Elements
- Discipline: Mineralogy, geochemistry, petrology
- Language: English
- Edited by: Richard Harrison, Rebecca Lange, Janne Blichert-Toft

Publication details
- History: 2005-present
- Publisher: Consortium of scientific societies
- Frequency: Bimonthly
- Impact factor: 3.632 (2020)

Standard abbreviations
- ISO 4: Elements

Indexing
- CODEN: EOOCAG
- ISSN: 1811-5209 (print) 1811-5217 (web)
- LCCN: cn2005390011
- OCLC no.: 314493749

Links
- Journal homepage; Online archive;

= Elements (journal) =

Elements: An International Magazine of Mineralogy, Geochemistry, and Petrology is a bimonthly peer-reviewed scientific journal published by 18 scientific societies: Mineralogical Society of America, Mineralogical Society of Great Britain and Ireland, Mineralogical Association of Canada, Clay Minerals Society, Geochemical Society, European Association of Geochemistry, International Association of GeoChemistry, Société Française de Minéralogie et de Cristallographie, Association of Applied Geochemists, Deutsche Mineralogische Gesellschaft, Società Italiana di Mineralogia e Petrologia, International Association of Geoanalysts, Polskie Towarzystwo Mineralogiczne (Mineralogical Society of Poland), Sociedad Española de Mineralogía (Spanish Mineralogical Society), Swiss Society of Mineralogy and Petrology, Meteoritical Society, Japan Association of Mineralogical Sciences and the International Association on the Genesis of Ore Deposits.

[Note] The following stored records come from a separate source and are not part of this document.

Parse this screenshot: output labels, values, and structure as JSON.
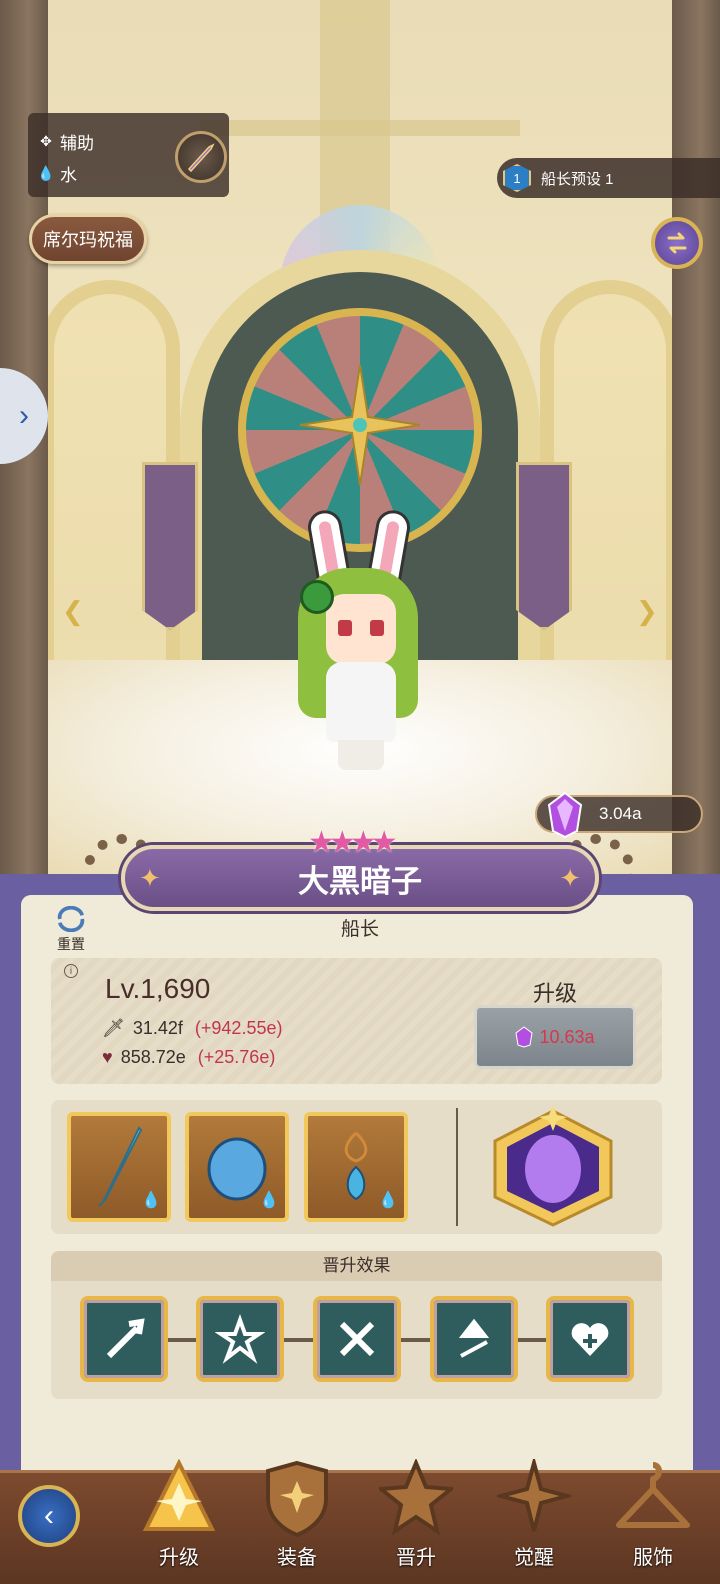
{
  "hero": {
    "role_tag": "辅助",
    "element_tag": "水",
    "blessing_label": "席尔玛祝福",
    "preset_number": "1",
    "preset_label": "船长预设 1",
    "currency_value": "3.04a",
    "stars": 4,
    "name": "大黑暗子",
    "title": "船长"
  },
  "panel": {
    "reset_label": "重置",
    "level": "Lv.1,690",
    "attack": "31.42f",
    "attack_bonus": "(+942.55e)",
    "hp": "858.72e",
    "hp_bonus": "(+25.76e)",
    "upgrade_title": "升级",
    "upgrade_cost": "10.63a",
    "promotion_title": "晋升效果"
  },
  "nav": {
    "items": [
      {
        "label": "升级"
      },
      {
        "label": "装备"
      },
      {
        "label": "晋升"
      },
      {
        "label": "觉醒"
      },
      {
        "label": "服饰"
      }
    ]
  },
  "colors": {
    "accent_purple": "#6a4f86",
    "cost_red": "#d8364d",
    "bonus_red": "#c2364d",
    "gold": "#e7b74a"
  }
}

It was established in January 2005.

The editors-in-chief are Richard J. Harrison (2020-2022), Rebecca A. Lange (2021-2023), and Janne Blichert-Toft (2022-2024).
The journal covers all aspects of mineralogy, geochemistry, and petrology. Each issue is devoted to a particular topic and contains invited review articles, as well as society news and book reviews.

==Abstracting and indexing==
The journal is abstracted and indexed in Chemical Abstracts Service, Current Contents/Physical, Chemical & Earth Sciences, Ei Compendex, GEOBASE, Science Citation Index Expanded, and Scopus. According to the Journal Citation Reports, the journal has a 2020 impact factor of 3.632.